Il governo britannico ha affermato che i centri situati in Cambogia, Myanmar e in tutta la regione utilizzavano annunci di lavoro falsi per attirare persone qualificate di vari Paesi, che venivano poi costrette a commettere frodi online sotto minaccia di tortura. Il Dipartimento del Tesoro degli Stati Uniti ha dichiarato di aver avviato quella che ha definito la più grande azione mai intrapresa nel sud-est asiatico, prendendo di mira contemporaneamente 146 membri dell’organizzazione criminale. A luglio 2025, l’Autorità monetaria di Singapore ha sanzionato sei banche e altre tre istituzioni finanziarie in relazione al più grande scandalo di riciclaggio di denaro mai verificatosi nel Paese. Il caso ha riguardato beni illeciti per un valore di oltre 3 miliardi di dollari di Singapore, sequestrati dopo che dieci cittadini stranieri erano stati arrestati in una serie di raid simultanei effettuati nell’agosto 2023.

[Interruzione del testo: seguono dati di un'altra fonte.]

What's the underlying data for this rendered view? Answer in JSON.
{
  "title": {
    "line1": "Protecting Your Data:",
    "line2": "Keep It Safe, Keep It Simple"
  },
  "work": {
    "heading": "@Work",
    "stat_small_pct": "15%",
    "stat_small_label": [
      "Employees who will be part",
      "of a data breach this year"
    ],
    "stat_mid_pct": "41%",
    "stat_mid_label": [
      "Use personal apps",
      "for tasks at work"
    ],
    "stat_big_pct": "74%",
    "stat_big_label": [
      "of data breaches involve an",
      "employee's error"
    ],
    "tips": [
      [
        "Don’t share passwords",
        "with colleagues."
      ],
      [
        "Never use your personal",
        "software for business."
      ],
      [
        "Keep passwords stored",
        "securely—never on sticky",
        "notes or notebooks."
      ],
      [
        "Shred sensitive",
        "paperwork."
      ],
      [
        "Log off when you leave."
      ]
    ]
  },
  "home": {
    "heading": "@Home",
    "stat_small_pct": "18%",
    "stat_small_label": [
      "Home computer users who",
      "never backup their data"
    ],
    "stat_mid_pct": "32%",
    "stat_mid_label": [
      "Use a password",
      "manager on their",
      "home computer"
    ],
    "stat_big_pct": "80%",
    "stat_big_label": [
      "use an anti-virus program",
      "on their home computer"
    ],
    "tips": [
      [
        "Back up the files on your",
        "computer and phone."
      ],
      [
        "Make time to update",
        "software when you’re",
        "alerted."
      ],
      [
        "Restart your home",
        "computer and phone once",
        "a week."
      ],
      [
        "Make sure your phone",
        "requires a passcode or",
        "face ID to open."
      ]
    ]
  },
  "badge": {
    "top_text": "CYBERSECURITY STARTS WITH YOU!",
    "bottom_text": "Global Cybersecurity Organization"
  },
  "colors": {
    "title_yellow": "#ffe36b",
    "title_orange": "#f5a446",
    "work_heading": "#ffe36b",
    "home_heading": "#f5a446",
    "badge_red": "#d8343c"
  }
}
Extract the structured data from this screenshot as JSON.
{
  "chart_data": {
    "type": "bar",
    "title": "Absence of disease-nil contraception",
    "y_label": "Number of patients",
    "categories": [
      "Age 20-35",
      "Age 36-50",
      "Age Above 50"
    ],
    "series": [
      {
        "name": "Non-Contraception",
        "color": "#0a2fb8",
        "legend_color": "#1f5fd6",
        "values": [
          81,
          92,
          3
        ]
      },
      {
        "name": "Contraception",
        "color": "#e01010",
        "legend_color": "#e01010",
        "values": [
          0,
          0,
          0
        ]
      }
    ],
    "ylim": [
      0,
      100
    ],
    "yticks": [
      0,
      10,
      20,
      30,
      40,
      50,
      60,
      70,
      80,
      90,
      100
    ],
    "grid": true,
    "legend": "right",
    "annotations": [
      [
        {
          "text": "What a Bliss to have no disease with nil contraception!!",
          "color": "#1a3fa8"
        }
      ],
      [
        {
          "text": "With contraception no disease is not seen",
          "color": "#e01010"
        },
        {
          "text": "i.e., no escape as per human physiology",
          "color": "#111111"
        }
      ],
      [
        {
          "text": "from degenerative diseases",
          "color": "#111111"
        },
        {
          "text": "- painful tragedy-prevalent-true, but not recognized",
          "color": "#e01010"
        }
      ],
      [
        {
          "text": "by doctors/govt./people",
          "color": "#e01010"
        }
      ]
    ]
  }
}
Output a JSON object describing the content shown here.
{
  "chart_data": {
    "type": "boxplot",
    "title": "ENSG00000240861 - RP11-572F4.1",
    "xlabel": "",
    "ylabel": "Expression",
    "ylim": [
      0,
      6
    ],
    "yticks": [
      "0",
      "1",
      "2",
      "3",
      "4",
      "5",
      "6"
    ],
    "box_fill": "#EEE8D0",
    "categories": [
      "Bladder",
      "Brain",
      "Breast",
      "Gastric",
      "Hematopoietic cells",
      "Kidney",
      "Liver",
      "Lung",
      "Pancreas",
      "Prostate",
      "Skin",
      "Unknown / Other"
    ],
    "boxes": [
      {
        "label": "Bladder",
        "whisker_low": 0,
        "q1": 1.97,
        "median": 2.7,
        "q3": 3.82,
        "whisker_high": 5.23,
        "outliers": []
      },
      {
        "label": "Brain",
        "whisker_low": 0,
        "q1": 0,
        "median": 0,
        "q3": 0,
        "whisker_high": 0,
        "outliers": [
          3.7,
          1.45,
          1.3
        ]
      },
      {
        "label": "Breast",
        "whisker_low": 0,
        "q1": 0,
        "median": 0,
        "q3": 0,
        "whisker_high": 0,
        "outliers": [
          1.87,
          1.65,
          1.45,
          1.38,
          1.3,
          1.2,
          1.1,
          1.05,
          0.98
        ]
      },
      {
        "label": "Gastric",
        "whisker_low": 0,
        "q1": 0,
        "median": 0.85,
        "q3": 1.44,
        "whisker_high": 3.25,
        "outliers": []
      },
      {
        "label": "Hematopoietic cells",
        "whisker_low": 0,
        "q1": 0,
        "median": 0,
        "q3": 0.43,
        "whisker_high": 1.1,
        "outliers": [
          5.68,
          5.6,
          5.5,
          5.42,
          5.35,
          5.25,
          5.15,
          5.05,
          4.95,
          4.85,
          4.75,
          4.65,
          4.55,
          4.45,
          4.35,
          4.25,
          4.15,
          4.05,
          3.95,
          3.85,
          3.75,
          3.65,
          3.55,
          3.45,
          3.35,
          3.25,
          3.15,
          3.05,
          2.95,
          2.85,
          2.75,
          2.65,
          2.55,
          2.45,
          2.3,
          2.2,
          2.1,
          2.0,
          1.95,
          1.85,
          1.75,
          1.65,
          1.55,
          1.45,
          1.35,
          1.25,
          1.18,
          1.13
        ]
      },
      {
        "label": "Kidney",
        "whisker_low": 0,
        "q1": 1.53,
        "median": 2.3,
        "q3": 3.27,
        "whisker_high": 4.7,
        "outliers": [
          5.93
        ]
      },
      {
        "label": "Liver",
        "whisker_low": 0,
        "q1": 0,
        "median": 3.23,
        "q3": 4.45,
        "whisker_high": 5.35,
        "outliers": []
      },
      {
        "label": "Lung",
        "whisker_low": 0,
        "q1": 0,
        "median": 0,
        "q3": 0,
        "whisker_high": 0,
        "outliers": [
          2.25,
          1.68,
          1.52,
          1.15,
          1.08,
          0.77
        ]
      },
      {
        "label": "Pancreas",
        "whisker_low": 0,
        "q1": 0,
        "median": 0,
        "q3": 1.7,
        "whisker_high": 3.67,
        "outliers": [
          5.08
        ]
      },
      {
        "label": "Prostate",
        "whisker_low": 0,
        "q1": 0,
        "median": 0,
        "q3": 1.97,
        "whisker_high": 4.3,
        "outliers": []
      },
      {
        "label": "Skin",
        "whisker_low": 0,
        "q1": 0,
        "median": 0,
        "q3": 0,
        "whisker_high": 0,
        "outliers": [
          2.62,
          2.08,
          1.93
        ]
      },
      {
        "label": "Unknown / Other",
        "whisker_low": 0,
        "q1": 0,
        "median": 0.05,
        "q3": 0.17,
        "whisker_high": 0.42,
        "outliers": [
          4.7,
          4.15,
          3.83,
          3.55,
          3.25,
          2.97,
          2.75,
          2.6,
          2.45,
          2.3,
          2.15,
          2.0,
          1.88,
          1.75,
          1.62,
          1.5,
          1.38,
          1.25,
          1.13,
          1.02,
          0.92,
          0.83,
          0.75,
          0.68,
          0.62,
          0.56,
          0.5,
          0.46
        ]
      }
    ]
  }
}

In questi giorni, centinaia di “cinesi grigi” stanno scappando dal Myanmar e vengono arrestati un po’ dovunque, anche nel centro di Bangkok. Le banche e la polizia hanno fatto un’alleanza per individuare ed eliminare i “buchi” nella rete di controllo della circolazione del denaro, e i conti sospetti vengono bloccati. Anch’io mi sono imbattuto, in una succursale della mia banca, in cinesi che venivano a reclamare per la chiusura del loro conto. Pare che la polizia thailandese abbia dimostrato, ancora una volta, di essere all’altezza della situazione – se la si lascia lavorare. Intanto, l’esodo della povera gente che fugge dal Myanmar verso la Thailandia continua senza sosta. Ma anche l’aiuto di molte organizzazioni umanitarie non si ferma, permettendo a tanti di ricominciare, piano piano, una vita onesta e dignitosa.